The central bank said in a statement that “the war has major economic consequences, both on real economic activity and on financial markets.”

The bank added, “There is a great deal of uncertainty regarding the expected severity and duration of the war, which in turn affects the extent of its impact on activity.”

The policy decision to reduce borrowing costs comes after keeping the key lending rate unchanged at 4.75 percent since July, and with Israel entering the war with Hamas for about three months.

To reduce rising inflation, the Bank of Israel has been steadily raising interest rates from a record low of 0.1 percent in April 2022 to 4.75 percent in July 2023.

Regarding the economy, the Bank of Israel expected that the gross domestic product would grow by 2 percent in both 2023 and 2024, and by 5 percent in 2025.

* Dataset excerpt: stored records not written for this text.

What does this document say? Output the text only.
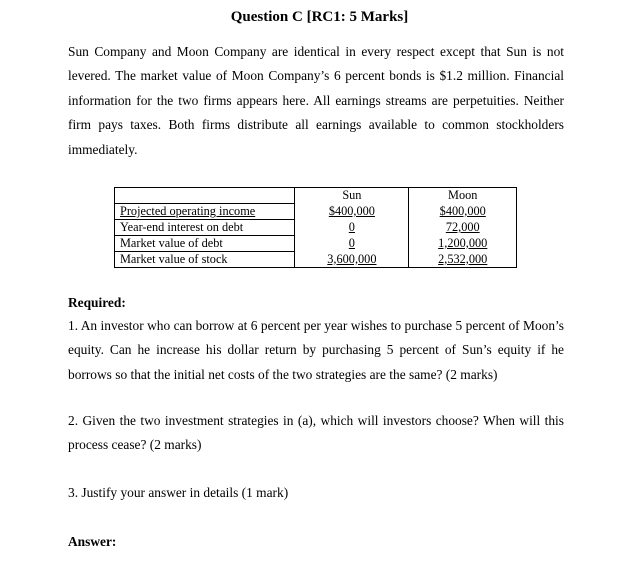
Question C [RC1: 5 Marks]
Sun Company and Moon Company are identical in every respect except that Sun is not levered. The market value of Moon Company’s 6 percent bonds is $1.2 million. Financial information for the two firms appears here. All earnings streams are perpetuities. Neither firm pays taxes. Both firms distribute all earnings available to common stockholders immediately.
	Sun	Moon
Projected operating income	$400,000	$400,000
Year-end interest on debt	0	72,000
Market value of debt	0	1,200,000
Market value of stock	3,600,000	2,532,000
Required:
1. An investor who can borrow at 6 percent per year wishes to purchase 5 percent of Moon’s equity. Can he increase his dollar return by purchasing 5 percent of Sun’s equity if he borrows so that the initial net costs of the two strategies are the same? (2 marks)
2. Given the two investment strategies in (a), which will investors choose? When will this process cease? (2 marks)
3. Justify your answer in details (1 mark)
Answer:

The bank added that indicators of economic activity and employment status indicate a gradual recovery after the sharp decline that occurred with the outbreak of war, but there is a lot of variation between industries.

In turn, the Governor of the Bank of Israel, Amir Yaron, said that the war budget costs – expenses plus loss of income – are expected to reach about 210 billion shekels ($58.3 billion).

The governor added that the government must focus on war expenses and expenses that constitute the engines of growth, while reducing non-essential expenses, and certainly those that do not support growth.

Yaron expected that the debt-to-GDP ratio would reach 66 percent of GDP by the end of 2024 and 2025.